Zimbabwe’s annual inflation rate could fall by half by the end of 2025 on the back of a stable local currency, strong gold prices with inflation having dropped sharply to 32.7% in October from 82.7% in September. Industry experts now expect inflation to ease further, possibly reaching 15% to 20% by December 2025.
The economic matrix has also seen the local ZWG unit maintaining very stable exchange rate premiums on both the official and parallel market.
Presenting a trading update for the period ended 30 September 2025, MSHL company secretary, Pearl Mutiti said the third quarter of 2025 was characterized by a relatively stable macro-economic environment.
“The stability was underpinned by a sustained decline in month-on-month inflation rate, which averaged 1.4% for the year-to-date period under review. The ZWG exchange rate demonstrated resilience, recording only a marginal depreciation of 3.3% between December 2024 and September 2025
“Further underscoring the relative stability of the operating environment, this performance reflects the impact of tight monetary policy,” said Mutiti.
During the period, the group delivered a good and resilient performance r, reflecting the effectiveness of its strategic initiatives and its continued focus on operational excellence and financial discipline. Revenue for the quarter grew by 16% compared to the same period in the prior year, closing at US$16.6 million.
This growth, MSHL said reflects intensified revenue generating efforts following a subdued first quarter, which was primarily affected by a prolonged rainy season. On a year-to-date basis, revenue has recovered to match prior year levels, while net profit after tax stood at US$5.7 million, 7% below prior year, but showing a notable recovery from the 20% shortfall reported at half year.
The Group’s order book remains strong and is progressing well in terms of diversification, with an improved balance between public and private sector projects. Liquidity also improved, with the current ratio strengthening to 1.37 from 1.23 in the prior year, supported by healthier working capital management and a more balanced revenue mix across customer segments.

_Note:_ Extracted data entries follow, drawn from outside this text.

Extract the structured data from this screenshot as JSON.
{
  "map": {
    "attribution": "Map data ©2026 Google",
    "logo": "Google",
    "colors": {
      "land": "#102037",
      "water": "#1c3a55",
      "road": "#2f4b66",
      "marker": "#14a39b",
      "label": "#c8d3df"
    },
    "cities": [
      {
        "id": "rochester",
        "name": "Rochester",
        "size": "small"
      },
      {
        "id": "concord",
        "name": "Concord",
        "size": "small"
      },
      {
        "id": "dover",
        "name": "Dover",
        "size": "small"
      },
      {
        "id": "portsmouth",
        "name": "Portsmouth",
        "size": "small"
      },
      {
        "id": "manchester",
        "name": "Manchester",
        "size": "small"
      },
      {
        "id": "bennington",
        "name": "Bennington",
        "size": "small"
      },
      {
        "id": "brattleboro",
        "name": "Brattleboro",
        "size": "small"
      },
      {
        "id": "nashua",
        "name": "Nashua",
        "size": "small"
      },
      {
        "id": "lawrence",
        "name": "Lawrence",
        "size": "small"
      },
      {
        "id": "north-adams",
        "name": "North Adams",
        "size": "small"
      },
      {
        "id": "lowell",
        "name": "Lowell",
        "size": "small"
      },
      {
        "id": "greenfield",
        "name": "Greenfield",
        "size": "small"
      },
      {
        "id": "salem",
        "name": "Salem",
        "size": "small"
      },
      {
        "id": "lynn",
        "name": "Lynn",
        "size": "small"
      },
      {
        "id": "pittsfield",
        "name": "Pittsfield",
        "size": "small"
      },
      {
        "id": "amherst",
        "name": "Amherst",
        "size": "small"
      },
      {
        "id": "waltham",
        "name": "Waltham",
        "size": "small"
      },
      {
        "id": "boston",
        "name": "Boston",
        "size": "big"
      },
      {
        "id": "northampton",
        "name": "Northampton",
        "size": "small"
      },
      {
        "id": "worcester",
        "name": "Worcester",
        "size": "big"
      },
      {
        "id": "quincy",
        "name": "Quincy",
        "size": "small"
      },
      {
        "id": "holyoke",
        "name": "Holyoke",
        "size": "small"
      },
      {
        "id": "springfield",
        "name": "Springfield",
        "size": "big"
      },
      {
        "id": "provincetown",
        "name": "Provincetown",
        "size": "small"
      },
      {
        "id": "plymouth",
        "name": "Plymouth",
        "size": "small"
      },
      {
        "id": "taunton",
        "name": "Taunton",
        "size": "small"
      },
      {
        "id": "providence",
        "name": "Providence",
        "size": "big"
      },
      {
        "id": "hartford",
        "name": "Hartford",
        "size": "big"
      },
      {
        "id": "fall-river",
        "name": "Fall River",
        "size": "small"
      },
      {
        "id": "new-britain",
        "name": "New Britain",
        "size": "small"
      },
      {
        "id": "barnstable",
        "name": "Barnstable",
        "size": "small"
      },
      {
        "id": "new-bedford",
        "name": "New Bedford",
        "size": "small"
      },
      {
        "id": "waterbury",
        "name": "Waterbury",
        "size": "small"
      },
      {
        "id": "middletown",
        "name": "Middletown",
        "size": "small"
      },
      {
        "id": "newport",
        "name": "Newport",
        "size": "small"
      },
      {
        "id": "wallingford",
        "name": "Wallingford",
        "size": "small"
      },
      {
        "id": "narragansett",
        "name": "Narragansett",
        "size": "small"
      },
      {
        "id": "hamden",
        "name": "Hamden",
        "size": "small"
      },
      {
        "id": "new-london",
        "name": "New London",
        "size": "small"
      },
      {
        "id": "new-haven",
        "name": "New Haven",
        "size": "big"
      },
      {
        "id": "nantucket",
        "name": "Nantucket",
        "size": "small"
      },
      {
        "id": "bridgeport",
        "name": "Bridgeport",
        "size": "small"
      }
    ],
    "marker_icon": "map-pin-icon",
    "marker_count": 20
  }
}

“The macroeconomic environment is expected to remain stable through year end, with the projected GDP growth rate of 6.5% likely to be achieved, driven by a recovery in the mining sector, a momentum expected to continue into the 2026 financial year.
“The Group therefore expects to remain profitable and maintain its growth trajectory, anchored by expansion in the mining sector and continued infrastructure investment by the government,” added Mutiti.